Personally, I look forward to the time when gay and lesbian clergy will be able to discern God's will for our lives without having it examined under a microscope or on the front page of a newspaper. I look forward to a time when nobody is scapegoat for the sake of expediency, politics and power. But that time is still probably a ways off. So this afternoon I'm going to sit in my backyard and watch the birds in the trees. And I'm going to remember that the realm and hope of God is really like a mustard seed. It's the smallest seed of all, and yet when it's thrown on the earth and grows up, it becomes big and strong - like a Buckeye tree - and it puts forth large branches so the birds of the air - robins, cardinals, mourning doves, woodpeckers, house wrens, cat birds, grackles, finches, blue jays and even pigeons - all of them will find a place to make a nest.

My hope and prayer for us today is that our ministry together at Trinity Cathedral - in the center of downtown Cleveland, in the heart of Northeast Ohio, in the middle of this great nation - that our ministry now and in the years to come will produce many little seeds that will grow into great big trees.

So to all of you who have wrestled and waded through this journey of discernment with me, I thank you.

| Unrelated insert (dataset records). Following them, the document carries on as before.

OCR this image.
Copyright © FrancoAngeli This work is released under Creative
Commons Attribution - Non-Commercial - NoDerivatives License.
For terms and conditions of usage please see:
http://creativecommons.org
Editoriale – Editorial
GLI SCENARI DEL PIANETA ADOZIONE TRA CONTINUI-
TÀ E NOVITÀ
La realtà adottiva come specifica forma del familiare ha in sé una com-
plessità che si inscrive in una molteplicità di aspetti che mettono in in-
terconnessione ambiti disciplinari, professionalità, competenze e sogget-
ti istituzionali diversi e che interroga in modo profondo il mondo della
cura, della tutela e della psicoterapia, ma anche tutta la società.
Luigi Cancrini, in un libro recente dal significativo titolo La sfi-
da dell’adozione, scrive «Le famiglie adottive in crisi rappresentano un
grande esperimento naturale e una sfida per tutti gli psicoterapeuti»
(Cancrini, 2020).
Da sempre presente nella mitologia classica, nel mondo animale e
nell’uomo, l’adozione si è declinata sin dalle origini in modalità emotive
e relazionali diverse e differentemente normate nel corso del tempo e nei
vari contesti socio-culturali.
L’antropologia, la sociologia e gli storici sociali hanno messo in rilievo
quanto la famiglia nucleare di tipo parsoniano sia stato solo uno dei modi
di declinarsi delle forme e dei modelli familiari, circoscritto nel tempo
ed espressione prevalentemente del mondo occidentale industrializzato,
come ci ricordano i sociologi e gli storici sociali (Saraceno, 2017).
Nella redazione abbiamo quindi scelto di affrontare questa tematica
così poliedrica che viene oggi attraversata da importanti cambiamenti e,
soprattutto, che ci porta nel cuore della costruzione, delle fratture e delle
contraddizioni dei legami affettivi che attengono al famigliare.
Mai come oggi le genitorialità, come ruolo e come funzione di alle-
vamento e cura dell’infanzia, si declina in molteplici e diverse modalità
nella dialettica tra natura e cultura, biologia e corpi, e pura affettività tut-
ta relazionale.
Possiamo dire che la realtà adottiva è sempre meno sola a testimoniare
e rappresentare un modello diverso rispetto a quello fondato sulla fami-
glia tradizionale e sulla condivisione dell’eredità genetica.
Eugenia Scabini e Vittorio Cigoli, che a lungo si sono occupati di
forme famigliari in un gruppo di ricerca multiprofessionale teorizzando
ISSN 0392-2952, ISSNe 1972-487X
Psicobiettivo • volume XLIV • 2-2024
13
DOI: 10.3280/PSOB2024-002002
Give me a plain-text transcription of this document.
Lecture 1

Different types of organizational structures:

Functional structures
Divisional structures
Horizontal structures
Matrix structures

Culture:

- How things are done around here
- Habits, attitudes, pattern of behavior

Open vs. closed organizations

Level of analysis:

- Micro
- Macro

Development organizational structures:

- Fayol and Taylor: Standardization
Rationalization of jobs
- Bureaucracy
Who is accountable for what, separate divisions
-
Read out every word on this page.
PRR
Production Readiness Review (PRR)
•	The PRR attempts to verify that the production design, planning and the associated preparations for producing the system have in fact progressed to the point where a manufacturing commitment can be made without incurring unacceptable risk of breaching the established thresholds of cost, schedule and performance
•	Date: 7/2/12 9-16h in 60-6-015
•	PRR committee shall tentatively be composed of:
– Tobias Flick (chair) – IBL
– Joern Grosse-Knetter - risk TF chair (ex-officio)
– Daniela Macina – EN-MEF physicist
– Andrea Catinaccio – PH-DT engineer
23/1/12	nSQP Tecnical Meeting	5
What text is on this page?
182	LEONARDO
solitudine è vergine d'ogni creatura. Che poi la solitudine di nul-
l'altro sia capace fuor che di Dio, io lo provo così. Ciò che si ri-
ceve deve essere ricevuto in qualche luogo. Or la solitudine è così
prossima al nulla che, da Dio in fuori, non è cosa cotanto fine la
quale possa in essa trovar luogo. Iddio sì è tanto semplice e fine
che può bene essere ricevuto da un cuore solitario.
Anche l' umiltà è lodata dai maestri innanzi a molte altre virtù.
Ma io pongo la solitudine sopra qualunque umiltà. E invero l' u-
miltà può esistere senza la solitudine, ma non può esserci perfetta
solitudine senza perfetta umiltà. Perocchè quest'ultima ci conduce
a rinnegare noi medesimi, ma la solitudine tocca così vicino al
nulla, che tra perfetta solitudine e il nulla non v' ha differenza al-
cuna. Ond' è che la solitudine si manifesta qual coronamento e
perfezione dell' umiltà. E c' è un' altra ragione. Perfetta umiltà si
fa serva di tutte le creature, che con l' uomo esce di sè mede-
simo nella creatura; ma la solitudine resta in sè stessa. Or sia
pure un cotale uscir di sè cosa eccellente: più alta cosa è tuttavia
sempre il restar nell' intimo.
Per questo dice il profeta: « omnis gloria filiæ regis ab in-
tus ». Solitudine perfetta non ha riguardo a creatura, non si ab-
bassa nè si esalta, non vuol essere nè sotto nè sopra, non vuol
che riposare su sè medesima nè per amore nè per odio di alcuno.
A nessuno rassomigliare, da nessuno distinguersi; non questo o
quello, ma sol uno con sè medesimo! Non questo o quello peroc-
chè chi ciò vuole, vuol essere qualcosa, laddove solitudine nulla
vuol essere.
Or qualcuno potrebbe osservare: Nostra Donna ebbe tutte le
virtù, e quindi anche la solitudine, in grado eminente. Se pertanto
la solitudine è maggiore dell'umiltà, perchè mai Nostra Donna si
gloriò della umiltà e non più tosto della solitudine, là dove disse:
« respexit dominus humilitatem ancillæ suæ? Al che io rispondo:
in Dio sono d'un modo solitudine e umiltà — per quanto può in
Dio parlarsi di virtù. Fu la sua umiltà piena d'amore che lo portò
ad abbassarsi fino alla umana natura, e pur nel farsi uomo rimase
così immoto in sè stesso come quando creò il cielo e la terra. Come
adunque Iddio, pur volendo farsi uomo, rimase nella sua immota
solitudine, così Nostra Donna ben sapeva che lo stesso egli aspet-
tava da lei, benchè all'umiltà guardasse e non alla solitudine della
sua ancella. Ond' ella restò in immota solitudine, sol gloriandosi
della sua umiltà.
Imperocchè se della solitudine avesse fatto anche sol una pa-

And to the rest of you, let me say, I am glad to be home!

Amen.

7 comments:

ben said...
This comment has been removed by a blog administrator.
ben said...

Someone else on the blogosphere has responded to your sililoquy of self-pity. Check it out:

http://kraalspace.blogspot.com/2006/06/passion-of-lady-novelist-f_115107124800347622.html

SUSAN RUSSELL said...

e ... thanks for posting tracey's sermon which I had bookmarked but not had a chance to read. i, too, was deeply disappointed and totally understanding of her "not at this time" decision re: the diocese of newark. prayers ascending for all of us as we venture forth into God's future ... love, s

Elizabeth Kaeton said...

Charlie,

I couldn't follow that link. Wanna try again?

Oh, and ew-3 (whoever you are, besides being a child of God): I'm still not responding to anonymous cowards - you or anyone else. You seem to keep forgetting that.

Hey, Susan! Thanks for affirming that the Diocese of Newark is a place where God is pushing the envelope on the limitations of the human imagination of the Divine will.

Elizabeth Kaeton said...

Never mind. I just got it. Actually, it's hysterical - not to mention well written. Anyone who is a stay-at-home-day with three kids and reads Jane Austin can't be all bad. Thanks for pointing me to it.

Mike in Texas said...

Elizabeth, don't bother with Charlie's link. It's nothing but a venomous gossipy place devoid any meaningful thought.

Gordon said...

Dear Rev. Elizabeth,
Thank you for posting Tracy's sermon. She will make a great bishop. There will be more nominations for bishop in TEC and Tracey will be amonst the nominees for sure!